Human Zinc Phosphide Exposure in Lebanon: A Case Report and Review of the Literature


Introduction: Toxicity from rodenticides such as metal phosphides is common worldwide, particularly in developing countries where consumers have access to unlabeled and uncontrolled insecticides and pesticides.

Case Report: We present the first documentation of a metal phosphide exposure in Lebanon. A middle-aged woman presented to the emergency department following the ingestion of an unknown rodenticide. Spectroscopy analysis of the sample brought by the patient was used and helped identify zinc phosphide. The patient developed mild gastrointestinal symptoms and was admitted to the intensive care unit for observation without further complications.

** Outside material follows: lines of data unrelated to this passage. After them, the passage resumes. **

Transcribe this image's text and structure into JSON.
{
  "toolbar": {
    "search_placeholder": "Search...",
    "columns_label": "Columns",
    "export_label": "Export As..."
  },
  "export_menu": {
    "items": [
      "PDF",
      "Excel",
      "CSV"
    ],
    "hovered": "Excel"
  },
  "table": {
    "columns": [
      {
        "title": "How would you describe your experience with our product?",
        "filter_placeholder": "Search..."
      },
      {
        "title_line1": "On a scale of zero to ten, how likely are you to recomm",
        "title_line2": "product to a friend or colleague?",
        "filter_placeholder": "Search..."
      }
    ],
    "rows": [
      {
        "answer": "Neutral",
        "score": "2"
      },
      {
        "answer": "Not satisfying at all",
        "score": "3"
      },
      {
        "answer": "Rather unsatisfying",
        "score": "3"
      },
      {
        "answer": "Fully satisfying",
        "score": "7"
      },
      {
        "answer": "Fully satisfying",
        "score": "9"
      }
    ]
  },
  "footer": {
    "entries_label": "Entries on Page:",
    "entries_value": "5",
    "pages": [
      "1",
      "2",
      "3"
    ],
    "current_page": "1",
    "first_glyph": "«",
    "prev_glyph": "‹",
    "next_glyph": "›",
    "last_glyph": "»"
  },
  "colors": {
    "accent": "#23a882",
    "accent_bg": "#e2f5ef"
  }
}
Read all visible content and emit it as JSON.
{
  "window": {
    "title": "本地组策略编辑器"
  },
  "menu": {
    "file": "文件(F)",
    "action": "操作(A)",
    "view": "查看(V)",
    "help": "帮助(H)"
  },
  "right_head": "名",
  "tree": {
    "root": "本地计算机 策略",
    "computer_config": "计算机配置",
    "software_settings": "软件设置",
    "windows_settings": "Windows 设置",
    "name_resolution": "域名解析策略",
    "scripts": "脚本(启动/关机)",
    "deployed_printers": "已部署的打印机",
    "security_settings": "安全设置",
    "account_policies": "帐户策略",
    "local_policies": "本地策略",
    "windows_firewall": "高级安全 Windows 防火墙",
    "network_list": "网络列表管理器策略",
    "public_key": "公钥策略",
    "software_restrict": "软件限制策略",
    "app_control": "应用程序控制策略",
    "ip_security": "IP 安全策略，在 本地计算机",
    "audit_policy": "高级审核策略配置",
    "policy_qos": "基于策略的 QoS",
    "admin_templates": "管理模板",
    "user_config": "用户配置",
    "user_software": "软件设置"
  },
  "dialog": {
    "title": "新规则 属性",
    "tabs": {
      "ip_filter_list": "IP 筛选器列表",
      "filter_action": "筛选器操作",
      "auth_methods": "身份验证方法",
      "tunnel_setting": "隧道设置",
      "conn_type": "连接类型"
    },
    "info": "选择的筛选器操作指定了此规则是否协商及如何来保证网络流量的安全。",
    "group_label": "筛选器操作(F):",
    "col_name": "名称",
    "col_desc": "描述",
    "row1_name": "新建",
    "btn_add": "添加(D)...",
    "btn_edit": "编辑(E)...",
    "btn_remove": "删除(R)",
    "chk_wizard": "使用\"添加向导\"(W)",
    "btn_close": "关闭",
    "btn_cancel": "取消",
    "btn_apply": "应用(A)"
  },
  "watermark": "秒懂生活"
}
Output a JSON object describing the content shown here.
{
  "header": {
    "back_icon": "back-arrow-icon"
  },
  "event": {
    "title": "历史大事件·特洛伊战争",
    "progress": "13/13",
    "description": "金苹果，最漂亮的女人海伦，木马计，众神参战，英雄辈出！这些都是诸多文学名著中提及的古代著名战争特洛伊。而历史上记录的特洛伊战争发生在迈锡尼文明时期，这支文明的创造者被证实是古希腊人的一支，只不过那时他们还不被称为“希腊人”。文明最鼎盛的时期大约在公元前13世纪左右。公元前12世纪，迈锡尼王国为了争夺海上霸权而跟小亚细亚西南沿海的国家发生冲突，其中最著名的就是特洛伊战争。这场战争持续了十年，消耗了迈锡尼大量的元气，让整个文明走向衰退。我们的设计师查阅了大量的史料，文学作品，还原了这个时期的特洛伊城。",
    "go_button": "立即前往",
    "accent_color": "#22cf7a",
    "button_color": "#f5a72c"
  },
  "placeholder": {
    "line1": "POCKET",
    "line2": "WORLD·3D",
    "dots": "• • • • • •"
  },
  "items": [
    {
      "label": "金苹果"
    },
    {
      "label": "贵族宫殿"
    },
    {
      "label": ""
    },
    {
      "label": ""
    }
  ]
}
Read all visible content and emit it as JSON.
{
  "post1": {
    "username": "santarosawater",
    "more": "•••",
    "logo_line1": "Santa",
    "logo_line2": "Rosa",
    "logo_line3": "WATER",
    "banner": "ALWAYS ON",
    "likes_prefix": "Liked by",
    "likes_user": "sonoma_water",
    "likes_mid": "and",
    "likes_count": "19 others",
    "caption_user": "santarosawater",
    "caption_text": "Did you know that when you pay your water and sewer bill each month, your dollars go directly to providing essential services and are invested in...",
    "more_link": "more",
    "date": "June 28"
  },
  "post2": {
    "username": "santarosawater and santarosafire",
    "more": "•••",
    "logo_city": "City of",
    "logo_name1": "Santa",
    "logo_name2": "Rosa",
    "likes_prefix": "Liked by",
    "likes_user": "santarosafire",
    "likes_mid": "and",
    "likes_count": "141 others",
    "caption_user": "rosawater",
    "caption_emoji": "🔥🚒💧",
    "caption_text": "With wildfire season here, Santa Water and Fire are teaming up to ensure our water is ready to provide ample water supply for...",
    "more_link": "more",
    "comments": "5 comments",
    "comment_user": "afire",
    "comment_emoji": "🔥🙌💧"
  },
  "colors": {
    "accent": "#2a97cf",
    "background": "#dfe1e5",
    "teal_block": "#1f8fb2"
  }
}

Review: We subsequently conducted a literature review to understand the diagnosis, pathophysiology, clinical presentation, and management of metal phosphide toxicity. Multiple searches were conducted on MEDLINE and PubMed, and articles related to the topics under discussion were included in the review. Metal phosphide is associated with significant morbidity and mortality involving all body systems. Patients presenting with metal phosphide intoxication need extensive workup including blood testing, electrocardiogram, and chest radiography. To date there is no antidote for metal phosphide toxicity, and management is mostly supportive. Many treatment modalities have been investigated to improve outcomes in patients presenting with metal phosphide toxicities.

Conclusion: Emergency physicians and toxicologists in developing countries need to consider zinc and aluminum phosphides on their differential when dealing with unlabeled rodenticide ingestion. Treatment is mostly supportive with close monitoring for sick patients. Further research is needed to better understand metal phosphide toxicity and to develop better treatment options.